- Mizuho analyst James Lee reiterated Buy on Uber Technologies, Inc UBER with a $46 price target.
- Based on airport and airline tracking in the U.S. and Europe, the analyst anticipates a rebound in the 2H22, which is positive for airport use cases, a high-margin business.
- Furthermore, use cases like commuting back to FY19 levels and expected room for improvement in the social gathering still lag vs. FY19.
- Considering seasonality, consensus Gross Booking Q/Q growth for 4Q22 appears conservative as the seasonal lift is below historical patterns, especially with UBER gaining market share in recent quarters due to rational competition.
- Heading into 1Q23, the analyst believes that comps are more accessible as the same quarter last year experienced two months of rising omicron infections.
- Food delivery market shares have been relatively stable in the U.S. and Europe, consistent with management's strategy of optimizing EBITDA while maintaining share.
- Holistically, the food delivery business competition has become rational, so the margin profile has become more attractive.

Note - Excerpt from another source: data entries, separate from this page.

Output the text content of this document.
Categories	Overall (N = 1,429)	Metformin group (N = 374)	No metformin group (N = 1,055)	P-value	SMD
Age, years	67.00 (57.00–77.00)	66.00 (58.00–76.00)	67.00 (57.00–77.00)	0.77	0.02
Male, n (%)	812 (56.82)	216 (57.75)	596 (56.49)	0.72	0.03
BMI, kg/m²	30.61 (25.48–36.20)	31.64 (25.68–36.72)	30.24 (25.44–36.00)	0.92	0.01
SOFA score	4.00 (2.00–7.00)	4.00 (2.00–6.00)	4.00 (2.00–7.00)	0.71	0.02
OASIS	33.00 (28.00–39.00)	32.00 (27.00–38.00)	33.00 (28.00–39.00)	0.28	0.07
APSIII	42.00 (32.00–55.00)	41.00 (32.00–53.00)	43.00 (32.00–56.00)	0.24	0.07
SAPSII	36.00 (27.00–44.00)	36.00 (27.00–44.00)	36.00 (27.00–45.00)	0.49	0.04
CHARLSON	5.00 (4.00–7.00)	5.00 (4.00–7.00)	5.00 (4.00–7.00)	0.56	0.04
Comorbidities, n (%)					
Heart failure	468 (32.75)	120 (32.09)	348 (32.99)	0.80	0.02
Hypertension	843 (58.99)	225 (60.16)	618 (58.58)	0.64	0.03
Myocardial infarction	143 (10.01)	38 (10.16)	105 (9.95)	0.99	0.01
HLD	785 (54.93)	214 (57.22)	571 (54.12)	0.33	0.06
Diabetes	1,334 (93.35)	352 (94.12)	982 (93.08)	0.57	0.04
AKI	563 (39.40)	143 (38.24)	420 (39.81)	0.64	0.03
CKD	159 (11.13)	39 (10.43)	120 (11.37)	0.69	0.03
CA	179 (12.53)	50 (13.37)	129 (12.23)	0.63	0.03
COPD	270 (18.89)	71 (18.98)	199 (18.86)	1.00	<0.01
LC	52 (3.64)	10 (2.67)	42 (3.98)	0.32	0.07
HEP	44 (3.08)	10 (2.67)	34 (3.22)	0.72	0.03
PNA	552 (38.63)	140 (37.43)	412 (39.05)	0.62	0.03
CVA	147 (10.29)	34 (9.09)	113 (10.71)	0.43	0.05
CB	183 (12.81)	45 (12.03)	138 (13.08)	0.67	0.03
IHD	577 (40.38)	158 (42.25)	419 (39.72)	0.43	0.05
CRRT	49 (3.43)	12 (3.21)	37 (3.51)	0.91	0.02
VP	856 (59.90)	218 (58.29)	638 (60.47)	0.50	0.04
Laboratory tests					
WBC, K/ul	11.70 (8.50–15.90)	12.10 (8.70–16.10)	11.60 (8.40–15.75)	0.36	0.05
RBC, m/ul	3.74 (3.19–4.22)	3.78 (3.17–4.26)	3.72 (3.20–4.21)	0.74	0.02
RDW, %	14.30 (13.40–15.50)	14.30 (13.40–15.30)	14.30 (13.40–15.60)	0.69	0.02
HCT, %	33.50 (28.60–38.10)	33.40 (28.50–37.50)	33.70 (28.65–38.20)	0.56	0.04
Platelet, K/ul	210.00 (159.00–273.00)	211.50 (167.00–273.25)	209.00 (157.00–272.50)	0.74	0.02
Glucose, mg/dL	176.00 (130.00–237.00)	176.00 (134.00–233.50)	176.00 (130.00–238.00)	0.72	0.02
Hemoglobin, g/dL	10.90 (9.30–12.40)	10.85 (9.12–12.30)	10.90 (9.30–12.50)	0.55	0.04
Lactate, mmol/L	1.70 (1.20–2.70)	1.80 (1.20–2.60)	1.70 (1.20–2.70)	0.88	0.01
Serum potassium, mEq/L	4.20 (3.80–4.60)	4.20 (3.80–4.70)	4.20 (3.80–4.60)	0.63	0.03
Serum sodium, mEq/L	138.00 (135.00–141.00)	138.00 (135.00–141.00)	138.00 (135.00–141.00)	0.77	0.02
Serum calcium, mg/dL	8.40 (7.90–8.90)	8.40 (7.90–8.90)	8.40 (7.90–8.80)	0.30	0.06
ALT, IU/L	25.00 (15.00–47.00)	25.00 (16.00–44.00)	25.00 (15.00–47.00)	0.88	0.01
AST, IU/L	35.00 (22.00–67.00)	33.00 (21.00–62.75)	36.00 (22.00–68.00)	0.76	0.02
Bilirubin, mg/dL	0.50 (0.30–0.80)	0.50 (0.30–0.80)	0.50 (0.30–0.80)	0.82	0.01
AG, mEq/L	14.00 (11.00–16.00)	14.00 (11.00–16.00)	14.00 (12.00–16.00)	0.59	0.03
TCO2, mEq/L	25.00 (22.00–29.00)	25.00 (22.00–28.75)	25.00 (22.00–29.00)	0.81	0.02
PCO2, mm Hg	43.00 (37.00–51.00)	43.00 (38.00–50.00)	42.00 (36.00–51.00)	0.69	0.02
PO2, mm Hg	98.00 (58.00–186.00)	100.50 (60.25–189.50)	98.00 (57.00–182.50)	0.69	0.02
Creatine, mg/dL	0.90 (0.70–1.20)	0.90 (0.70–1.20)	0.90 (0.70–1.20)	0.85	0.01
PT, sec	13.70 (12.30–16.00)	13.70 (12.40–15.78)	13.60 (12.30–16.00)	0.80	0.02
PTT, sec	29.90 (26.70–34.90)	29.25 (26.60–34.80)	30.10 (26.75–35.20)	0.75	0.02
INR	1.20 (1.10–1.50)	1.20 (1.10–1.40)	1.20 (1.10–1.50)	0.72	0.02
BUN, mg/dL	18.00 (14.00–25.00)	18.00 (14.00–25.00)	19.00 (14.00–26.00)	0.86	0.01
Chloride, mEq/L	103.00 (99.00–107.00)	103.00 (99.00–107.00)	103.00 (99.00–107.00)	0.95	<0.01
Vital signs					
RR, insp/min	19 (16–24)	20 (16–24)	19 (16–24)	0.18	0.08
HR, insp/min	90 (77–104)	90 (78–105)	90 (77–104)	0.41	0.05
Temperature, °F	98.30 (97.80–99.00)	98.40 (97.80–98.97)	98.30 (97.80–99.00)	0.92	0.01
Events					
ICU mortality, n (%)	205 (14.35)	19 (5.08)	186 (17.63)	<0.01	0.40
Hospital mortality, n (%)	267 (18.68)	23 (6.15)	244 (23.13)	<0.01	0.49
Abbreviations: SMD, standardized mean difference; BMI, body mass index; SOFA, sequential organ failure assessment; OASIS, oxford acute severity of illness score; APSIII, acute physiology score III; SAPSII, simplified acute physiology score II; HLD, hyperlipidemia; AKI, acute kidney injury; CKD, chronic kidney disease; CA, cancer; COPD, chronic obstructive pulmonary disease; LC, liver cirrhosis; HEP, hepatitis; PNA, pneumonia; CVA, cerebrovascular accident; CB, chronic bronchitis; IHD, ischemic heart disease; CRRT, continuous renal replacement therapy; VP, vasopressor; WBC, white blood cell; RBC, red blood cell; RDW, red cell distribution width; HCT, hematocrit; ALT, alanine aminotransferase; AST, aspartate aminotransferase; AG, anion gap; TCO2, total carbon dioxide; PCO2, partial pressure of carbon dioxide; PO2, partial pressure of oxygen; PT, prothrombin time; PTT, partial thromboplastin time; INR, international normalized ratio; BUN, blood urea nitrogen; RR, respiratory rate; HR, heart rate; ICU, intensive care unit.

- As a result, Uber Eats has consistently outperformed its target of 5% incremental EBITDA margins on GB over the past few quarters.
- The slowing economy has positively impacted driver supply and customer acquisitions, two major cost items for ridesharing.
- As a result, driver incentives came down meaningfully compared to 2Q22 but still elevated compared to FY19, indicating more room to go down in FY23.
- At the same time, customer acquisition costs remained subdued due to competitors pulling back on consumer incentives.
- With that in mind, the analyst expects the take rate to stay upward.
- Price Action: UBER shares traded higher by 3.81% at $30.76 on the last check Tuesday.